What does it even mean to say we believe in God? What does it even mean to say that we believe the Bible is the Word of God? What do these slogans, these phrases that roll off our lips, so easily even mean in our contemporary context? Join us this week on the White Horse Inn as we look at the spirituality of America.

HOST QUOTE
“What does it mean to be Evangelical? What does it mean to be Born-Again if Jesus isn’t bodily raised at the right hand of the Father? The findings are pretty clear: spirituality is booming and Christianity is on the decline. Religion is seen an entirely subjective affair between you and God… It’s a personal affair between you and God, no external authorities, don’t fence me in. As John Wayne says, ‘I like God until he gets under a roof.’ That’s the rugged individual, American spirit.”
– Michael Horton
TERM TO LEARN
Therapeutic Spirituality
Today’s spirituality is novel in the sense that it is based upon a person’s felt needs, as opposed to an authoritative person or text. Self-expression has become the new form of worship in both traditional and innovative religious practices, rather than a practice of self-denial. This spirituality adopts preference as a means of self-actualization (i.e. a way of becoming the fullest expression of yourself as a human being). The commitments to these preferences are deeply personal and subjective, which results in the expression, “Your own personal Jesus” who neither confronts with his transcendent ‘Otherness’ nor deals in categories of sin, hell, or judgment. Therapy as a model of spirituality has replaced traditional norms due to the secularization of culture (i.e., the cultural shift that has resulted in religious beliefs becoming wholly individualized and disassociated from the social sphere). Divine Providence over mankind has been replaced by the invisible hand of economic forces.
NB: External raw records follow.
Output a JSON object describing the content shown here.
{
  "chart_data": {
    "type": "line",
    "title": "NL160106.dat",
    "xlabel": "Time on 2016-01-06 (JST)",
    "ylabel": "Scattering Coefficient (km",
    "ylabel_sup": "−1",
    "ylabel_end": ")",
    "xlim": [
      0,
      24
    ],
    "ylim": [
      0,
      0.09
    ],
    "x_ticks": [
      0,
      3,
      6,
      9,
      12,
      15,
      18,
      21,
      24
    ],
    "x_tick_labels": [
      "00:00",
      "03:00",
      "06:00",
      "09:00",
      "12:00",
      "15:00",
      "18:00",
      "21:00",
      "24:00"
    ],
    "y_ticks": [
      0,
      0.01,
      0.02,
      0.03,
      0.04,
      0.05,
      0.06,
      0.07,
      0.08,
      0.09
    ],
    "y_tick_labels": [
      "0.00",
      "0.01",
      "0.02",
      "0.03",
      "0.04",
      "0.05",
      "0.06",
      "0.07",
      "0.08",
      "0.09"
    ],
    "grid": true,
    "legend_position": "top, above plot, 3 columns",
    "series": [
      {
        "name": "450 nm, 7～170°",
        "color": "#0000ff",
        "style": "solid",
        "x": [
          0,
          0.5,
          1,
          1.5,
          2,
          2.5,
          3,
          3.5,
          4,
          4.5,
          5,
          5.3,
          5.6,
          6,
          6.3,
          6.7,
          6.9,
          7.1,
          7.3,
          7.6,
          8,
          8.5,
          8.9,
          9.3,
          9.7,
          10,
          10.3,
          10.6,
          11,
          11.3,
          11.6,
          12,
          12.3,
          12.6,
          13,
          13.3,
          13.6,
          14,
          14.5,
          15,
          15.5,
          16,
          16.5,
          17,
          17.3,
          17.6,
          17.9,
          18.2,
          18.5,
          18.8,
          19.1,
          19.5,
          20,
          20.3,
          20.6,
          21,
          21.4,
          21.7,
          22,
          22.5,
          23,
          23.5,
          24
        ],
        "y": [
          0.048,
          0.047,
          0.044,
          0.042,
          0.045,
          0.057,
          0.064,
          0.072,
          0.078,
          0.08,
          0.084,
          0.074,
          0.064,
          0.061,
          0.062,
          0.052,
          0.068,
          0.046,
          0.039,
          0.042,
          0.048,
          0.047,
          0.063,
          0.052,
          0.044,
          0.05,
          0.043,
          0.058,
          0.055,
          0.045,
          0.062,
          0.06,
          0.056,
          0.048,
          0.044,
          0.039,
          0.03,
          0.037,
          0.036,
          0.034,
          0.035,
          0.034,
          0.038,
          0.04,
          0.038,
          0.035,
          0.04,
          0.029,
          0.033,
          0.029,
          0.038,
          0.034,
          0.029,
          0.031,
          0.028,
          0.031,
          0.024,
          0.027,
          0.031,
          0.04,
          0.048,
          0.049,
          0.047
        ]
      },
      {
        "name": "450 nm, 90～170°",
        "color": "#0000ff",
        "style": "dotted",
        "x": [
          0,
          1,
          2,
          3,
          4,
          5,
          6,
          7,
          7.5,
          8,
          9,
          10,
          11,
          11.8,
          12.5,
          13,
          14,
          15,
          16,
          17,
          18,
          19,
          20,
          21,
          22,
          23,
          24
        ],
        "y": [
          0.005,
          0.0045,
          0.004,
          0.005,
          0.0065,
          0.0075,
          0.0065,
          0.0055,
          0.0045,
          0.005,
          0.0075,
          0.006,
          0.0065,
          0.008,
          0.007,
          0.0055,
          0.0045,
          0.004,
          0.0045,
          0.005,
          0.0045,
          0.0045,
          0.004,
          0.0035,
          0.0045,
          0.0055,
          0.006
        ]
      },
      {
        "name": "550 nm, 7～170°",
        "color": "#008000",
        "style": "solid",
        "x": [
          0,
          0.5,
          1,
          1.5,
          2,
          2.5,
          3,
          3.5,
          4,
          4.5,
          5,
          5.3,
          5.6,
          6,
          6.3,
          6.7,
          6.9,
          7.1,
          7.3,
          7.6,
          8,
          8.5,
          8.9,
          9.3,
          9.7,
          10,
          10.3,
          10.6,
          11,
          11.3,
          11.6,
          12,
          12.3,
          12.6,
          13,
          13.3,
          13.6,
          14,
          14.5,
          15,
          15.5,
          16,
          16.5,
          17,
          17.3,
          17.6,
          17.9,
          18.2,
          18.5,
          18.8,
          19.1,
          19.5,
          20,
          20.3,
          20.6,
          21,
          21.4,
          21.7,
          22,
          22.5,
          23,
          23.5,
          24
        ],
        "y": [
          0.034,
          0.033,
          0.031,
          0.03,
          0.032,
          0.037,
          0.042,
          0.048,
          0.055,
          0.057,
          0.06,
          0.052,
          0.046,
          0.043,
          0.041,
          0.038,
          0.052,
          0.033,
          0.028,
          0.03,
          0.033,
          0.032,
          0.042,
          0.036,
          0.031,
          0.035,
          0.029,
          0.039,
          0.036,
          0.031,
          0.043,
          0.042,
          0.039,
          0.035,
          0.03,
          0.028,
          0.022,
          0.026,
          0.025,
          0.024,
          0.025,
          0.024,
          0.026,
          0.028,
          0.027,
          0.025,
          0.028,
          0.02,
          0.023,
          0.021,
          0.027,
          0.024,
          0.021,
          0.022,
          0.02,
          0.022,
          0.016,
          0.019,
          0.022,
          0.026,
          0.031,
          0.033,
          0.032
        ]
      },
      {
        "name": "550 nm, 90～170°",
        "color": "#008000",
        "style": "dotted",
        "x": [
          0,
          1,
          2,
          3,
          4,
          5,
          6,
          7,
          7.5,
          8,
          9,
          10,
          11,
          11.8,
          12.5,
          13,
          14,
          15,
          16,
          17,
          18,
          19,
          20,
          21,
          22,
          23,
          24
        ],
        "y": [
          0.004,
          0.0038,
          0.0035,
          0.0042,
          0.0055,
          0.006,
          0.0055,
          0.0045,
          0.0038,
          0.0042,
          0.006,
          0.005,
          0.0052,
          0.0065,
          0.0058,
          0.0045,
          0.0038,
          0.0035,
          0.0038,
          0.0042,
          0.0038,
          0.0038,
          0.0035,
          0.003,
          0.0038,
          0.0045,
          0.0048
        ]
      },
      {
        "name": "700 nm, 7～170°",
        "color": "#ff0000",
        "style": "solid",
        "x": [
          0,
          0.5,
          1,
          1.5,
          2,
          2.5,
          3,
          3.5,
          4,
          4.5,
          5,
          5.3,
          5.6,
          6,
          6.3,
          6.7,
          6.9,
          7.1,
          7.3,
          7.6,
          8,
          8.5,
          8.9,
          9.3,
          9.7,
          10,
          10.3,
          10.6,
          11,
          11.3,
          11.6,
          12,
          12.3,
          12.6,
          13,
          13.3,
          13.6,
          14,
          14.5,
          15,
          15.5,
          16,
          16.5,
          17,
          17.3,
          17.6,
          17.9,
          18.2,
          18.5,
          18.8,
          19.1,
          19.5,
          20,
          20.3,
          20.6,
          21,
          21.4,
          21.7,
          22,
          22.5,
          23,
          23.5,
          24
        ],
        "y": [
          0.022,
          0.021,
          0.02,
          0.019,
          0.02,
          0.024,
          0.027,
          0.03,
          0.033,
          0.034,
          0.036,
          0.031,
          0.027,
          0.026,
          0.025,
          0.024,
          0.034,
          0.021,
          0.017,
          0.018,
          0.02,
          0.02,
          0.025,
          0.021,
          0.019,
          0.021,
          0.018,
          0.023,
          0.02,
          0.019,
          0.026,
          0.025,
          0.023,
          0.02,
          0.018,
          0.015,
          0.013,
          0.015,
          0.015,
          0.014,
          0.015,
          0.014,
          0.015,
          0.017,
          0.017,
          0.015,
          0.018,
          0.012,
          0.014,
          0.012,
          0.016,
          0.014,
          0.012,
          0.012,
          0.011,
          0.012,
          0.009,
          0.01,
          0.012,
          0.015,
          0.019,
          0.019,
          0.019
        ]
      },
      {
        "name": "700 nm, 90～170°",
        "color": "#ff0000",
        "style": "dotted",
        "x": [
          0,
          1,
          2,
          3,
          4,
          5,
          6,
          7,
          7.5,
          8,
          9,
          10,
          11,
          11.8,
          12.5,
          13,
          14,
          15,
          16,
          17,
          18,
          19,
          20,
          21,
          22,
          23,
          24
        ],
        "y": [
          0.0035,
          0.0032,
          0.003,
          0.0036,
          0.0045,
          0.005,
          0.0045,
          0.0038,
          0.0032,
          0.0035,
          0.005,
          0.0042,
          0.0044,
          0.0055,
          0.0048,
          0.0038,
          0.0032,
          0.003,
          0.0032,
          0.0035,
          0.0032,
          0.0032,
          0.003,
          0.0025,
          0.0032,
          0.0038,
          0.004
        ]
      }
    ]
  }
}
Whereas the Almighty beneficent being was previously seen as integral to daily life and well-being, today, he is seen as a cosmic bell-hop who comes at our beck and call.
With the loss of life’s ‘center’ by these competing visions of reality, faith has been left only with an interior and subjective expression which allows ‘believers’ to cope with the ‘real-world’ science and technology have given them. In the face of this modern nihilism (i.e., the belief that there is no true reality beyond that which is apprehended through the senses), religion has often attempted to fill the vacuum through such therapeutic modes of expression. Even in traditional, conservative contexts orthodox worship and practice may succumb to this mode of spirituality, ultimately leaving little effect upon the practice of the worshipper or in the public square at large. Concrete, external liturgical practices (such as the reading of the law, corporate confession, a declaration of pardon, and corporate supplication) are often displaced by personalized small groups which help believers in their life journey. This is deemed as more ‘relevant’ to the therapeutic man, and an improvement upon the ‘dead rituals’ that don’t speak to the hearts of worshippers. Worship thus becomes a therapy ‘session’ something akin to Alcoholics Anonymous, a place where kindred spirits can hear one another’s stories and help one another cope with their weaknesses and failures, rather than a place of divine judgment and salvation where sinful people meet with a holy God, and through faith in their Savior, by the power of the Holy Spirit, are forgiven for their rebellion, and comforted by the assurance of their salvation.